Enhancing plant defense: carbon dots for efficient spray-induced gene silencing 

Ectopic RNA application for plant defense faces challenges in tree crops, including size, diffusion, and stability of active compounds such as ribonucleoproteins and nucleic acids. While existing strategies involve expressing dsRNA in transgenic plants targeting pathogens, our research strives to develop a transient RNAi system based on Spray-Induced Gene Silencing (SIGS). This approach aims to circumvent legal barriers and public concerns associated with genetically modified organisms (GMOs).
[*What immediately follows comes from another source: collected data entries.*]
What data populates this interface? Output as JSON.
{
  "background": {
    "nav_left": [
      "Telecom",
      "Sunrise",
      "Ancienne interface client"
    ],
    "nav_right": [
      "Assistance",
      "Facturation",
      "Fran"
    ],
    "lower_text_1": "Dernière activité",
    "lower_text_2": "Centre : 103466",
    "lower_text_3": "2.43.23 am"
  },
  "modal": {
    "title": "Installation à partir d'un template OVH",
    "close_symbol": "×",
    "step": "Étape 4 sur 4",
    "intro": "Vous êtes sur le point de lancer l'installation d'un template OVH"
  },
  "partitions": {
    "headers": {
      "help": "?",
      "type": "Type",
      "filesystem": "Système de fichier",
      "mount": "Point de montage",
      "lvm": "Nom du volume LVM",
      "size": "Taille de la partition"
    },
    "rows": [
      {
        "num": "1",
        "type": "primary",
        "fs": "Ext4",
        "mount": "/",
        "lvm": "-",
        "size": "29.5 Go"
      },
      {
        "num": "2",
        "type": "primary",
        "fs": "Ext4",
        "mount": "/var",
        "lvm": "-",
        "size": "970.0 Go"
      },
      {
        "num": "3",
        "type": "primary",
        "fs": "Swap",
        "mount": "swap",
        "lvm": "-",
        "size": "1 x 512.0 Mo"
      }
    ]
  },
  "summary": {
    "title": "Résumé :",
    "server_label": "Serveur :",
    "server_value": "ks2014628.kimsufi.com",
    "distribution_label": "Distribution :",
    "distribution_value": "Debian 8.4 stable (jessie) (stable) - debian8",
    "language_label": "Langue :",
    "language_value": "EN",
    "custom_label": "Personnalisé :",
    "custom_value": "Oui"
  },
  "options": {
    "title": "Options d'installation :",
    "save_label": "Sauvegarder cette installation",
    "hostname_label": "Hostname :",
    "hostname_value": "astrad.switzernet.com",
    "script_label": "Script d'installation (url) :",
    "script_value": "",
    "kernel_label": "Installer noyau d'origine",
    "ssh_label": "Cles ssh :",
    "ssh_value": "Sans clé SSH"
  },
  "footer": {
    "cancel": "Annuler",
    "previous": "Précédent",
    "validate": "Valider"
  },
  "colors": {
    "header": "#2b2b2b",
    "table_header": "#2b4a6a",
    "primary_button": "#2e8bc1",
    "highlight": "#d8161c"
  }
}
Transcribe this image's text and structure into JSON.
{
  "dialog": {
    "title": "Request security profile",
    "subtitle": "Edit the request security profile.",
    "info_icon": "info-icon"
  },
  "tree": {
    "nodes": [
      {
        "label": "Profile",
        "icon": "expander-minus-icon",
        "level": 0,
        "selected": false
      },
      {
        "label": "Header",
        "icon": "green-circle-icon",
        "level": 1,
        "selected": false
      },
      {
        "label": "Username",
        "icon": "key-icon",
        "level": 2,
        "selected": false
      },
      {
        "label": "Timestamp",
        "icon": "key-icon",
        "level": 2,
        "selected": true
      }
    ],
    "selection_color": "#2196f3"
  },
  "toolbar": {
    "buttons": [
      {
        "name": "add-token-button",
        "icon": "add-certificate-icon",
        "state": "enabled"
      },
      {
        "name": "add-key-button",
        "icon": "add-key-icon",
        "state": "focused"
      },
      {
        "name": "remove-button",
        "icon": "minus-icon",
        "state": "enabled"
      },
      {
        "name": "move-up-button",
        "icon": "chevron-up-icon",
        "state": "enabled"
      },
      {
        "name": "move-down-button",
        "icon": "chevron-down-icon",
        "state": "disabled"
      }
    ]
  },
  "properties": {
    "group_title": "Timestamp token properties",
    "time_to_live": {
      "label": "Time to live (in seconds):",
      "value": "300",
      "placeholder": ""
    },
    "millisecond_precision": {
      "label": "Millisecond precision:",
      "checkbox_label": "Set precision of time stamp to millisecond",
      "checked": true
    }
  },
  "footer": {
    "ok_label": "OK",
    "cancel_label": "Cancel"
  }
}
Our strategy integrates SIGS with branched polyethyleneimine-functionalized Carbon Dots (bPEI-CDs) as nanocarriers, effectively addressing unique delivery challenges in plant defense as RNA stability and uptake enhancement. We developed a cost-effective microwave-assisted protocol for the synthesis of 10 nm monodispersed bPEI-CDs. These molecules showed over 50% dsRNA protection against RNase III degradation at a 200:1 (w/w) ratio. We further demonstrated their capability to enhance cellular uptake by successfully delivering fluorolabeled-dsRNAs (Cy3-RNA) complexed with CDs into intact plant tissue-cultured cells. Notably, Cy3-RNA sprayed with CD on the surface of greenhouse grapevine leaves through a low-pressure spray application penetrated stomata cells and neighboring cells. Ultimately, the ability of dsRNA complexed with CD to trigger RNA interference was confirmed using a 21 nucleotide-dsRNA targeting eGFP . Ongoing work quantitatively compares, through qPCR, the reduced expression of GFP on eGFP-expressing transgenic microvine leaves sprayed with CD-complexed and naked siRNA. This innovative approach, leveraging CDs, aims to tackle critical barriers in dsRNA delivery, particularly by addressing cell wall-related limitations in plant. This research marks a pivotal step in optimizing RNA-based grapevine defense strategies, and propelling sustainable viticulture practices forward.